By AMELIA HEAGERTY
Staff Writer
An outdoor skate park, a climbing pinnacle and barbecue pits are all proposed elements of the Burton Adventure Recreation Center, a park on the site of the old Burton Elementary School.
The site is currently home to an indoor skate park, a partly playable disc golf course and a rough BMX track with jumps. But planning committee members envisioned much more and presented their dreams for the park to the Vashon Park District board on Tuesday, Jan. 22.
On Vashon as in many communities, skateboarders are often prohibited from railings, steps and planters ripe for tricks. But the committee planning the Burton Adventure Recreation Center wants to create a place that welcomed these oft-shunned stuntmen.
In the plan are such attractions as a 60-foot by 40-foot concrete pad for outdoor skating and riding, a bike path for those at all skill levels and an outdoor “playground” for skateboarders, skaters and bikers with steps, grind bars and bridges.
But first on the agenda is the removal of the noxious weeds that have invaded the park since it was last actively maintained, park officials said.
Volunteers from the community and the government-funded service group Americorps have already begun the mammoth task of tearing out the invasive scotch broom that obscures much of the disc golf course and parts of the bike track, but they have many hours to go. They’ll even need heavy equipment to do part of the job.
The park district was awarded a grant of $10,000 from King County Youth Sports last year, and park commissioner Kristen Pesman said she’d like the park board to allocate an additional $10,000 to the Burton park for completion of the first stage of its redevelopment. The first $11,820 will be spent removing weeds, and the rest will go to restoring the disc golf course, bike track and picnic area and pouring a concrete slab for skating.
While the $20,000 won’t be spent on any of the more extravagant possibilities park advocates hope for, Pesman stressed that they are necessary first steps.
“That’s unfortunately not the really fun stuff,” she said. “But we’ve got to clear it out to find out actually what we have.”
Disc golf player and planning committee member Bob Grubbs explained how overgrown parts of the park are.
“There are places where the scotch broom is 15 feet high,” he said. “You just can’t play in that. You’ll lose a disc in one throw, which is no fun.”
Still, five of the course’s nine holes are “rough,” but playable.
“There’s a lot more clearing that’s going to have to happen before three more holes are playable,” Grubbs said.
He said a few weeks prior, when he had visited the park, there were four men playing disc golf.

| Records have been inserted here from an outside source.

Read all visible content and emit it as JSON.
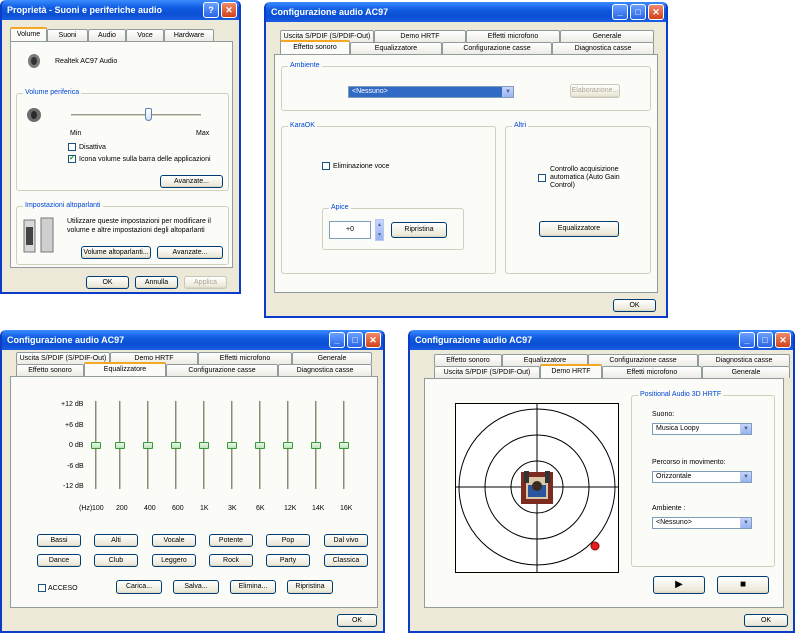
{
  "w1": {
    "title": "Proprietà - Suoni e periferiche audio",
    "help": "?",
    "close": "✕",
    "tabs": [
      "Volume",
      "Suoni",
      "Audio",
      "Voce",
      "Hardware"
    ],
    "device": "Realtek AC97 Audio",
    "vol_group": "Volume periferica",
    "min": "Min",
    "max": "Max",
    "volume_level": 0.6,
    "mute": "Disattiva",
    "show_icon": "Icona volume sulla barra delle applicazioni",
    "show_icon_checked": "✔",
    "advanced": "Avanzate...",
    "spk_group": "Impostazioni altoparlanti",
    "spk_text": [
      "Utilizzare queste impostazioni per modificare il",
      "volume e altre impostazioni degli altoparlanti"
    ],
    "spk_volume": "Volume altoparlanti...",
    "spk_advanced": "Avanzate...",
    "ok": "OK",
    "cancel": "Annulla",
    "apply": "Applica"
  },
  "w2": {
    "title": "Configurazione audio AC97",
    "tabs_top": [
      "Uscita S/PDIF (S/PDIF-Out)",
      "Demo HRTF",
      "Effetti microfono",
      "Generale"
    ],
    "tabs_bottom": [
      "Effetto sonoro",
      "Equalizzatore",
      "Configurazione casse",
      "Diagnostica casse"
    ],
    "env_group": "Ambiente",
    "env_value": "<Nessuno>",
    "edit": "Elaborazione...",
    "karaok_group": "KaraOK",
    "voice_cancel": "Eliminazione voce",
    "pitch_label": "Apice",
    "pitch_value": "+0",
    "reset": "Ripristina",
    "other_group": "Altri",
    "agc": [
      "Controllo acquisizione",
      "automatica (Auto Gain",
      "Control)"
    ],
    "equalizer": "Equalizzatore",
    "ok": "OK"
  },
  "w3": {
    "title": "Configurazione audio AC97",
    "tabs_top": [
      "Uscita S/PDIF (S/PDIF-Out)",
      "Demo HRTF",
      "Effetti microfono",
      "Generale"
    ],
    "tabs_bottom": [
      "Effetto sonoro",
      "Equalizzatore",
      "Configurazione casse",
      "Diagnostica casse"
    ],
    "db_labels": [
      "+12 dB",
      "+6 dB",
      "0 dB",
      "-6 dB",
      "-12 dB"
    ],
    "hz_label": "(Hz)",
    "freqs": [
      "100",
      "200",
      "400",
      "600",
      "1K",
      "3K",
      "6K",
      "12K",
      "14K",
      "16K"
    ],
    "presets_row1": [
      "Bassi",
      "Alti",
      "Vocale",
      "Potente",
      "Pop",
      "Dal vivo"
    ],
    "presets_row2": [
      "Dance",
      "Club",
      "Leggero",
      "Rock",
      "Party",
      "Classica"
    ],
    "on_label": "ACCESO",
    "load": "Carica...",
    "save": "Salva...",
    "delete": "Elimina...",
    "restore": "Ripristina",
    "ok": "OK"
  },
  "w4": {
    "title": "Configurazione audio AC97",
    "tabs_top": [
      "Effetto sonoro",
      "Equalizzatore",
      "Configurazione casse",
      "Diagnostica casse"
    ],
    "tabs_bottom": [
      "Uscita S/PDIF (S/PDIF-Out)",
      "Demo HRTF",
      "Effetti microfono",
      "Generale"
    ],
    "group": "Positional Audio 3D HRTF",
    "sound_label": "Suono:",
    "sound_value": "Musica Loopy",
    "path_label": "Percorso in movimento:",
    "path_value": "Orizzontale",
    "env_label": "Ambiente :",
    "env_value": "<Nessuno>",
    "play": "▶",
    "stop": "■",
    "ok": "OK"
  }
}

“They had come all the way from Auburn, and they were willing to take the ferry all the way over to play on this crappy course just to play something new,” Grubbs said. “The dedication of the disc golfer to find new challenges — that was pretty amazing.”
Pesman said a few young users of the parks — bikers, skaters and skateboarders — were part of the park planning process, but she’d like to get even more park user input in the coming months.
“I’d like to get together with some kids to find out some ways to fundraise specifically for the skate park or the bike track,” she said.
She said concerts and picnics were fundraising events with potential.
“My dream is to really get these kids involved and have them put some muscle in to really get this to fly.”
Pesman, who is a skater herself, said she saw the value of the skate park in a community with few options for those uninterested in organized sports.
She said she’ll be looking for various grants in the coming months and will first apply for a grant that Starbucks awards to community parks.
And in one year, she said, Islanders will be able to play a whole round of disc golf, enjoy a picnic or a barbecue outdoors near the skate park and ride or walk the newly constructed park perimeter path. She said the community will also have made progress on the bike track and the outdoor “playground” for bikers, skaters and skateboarders.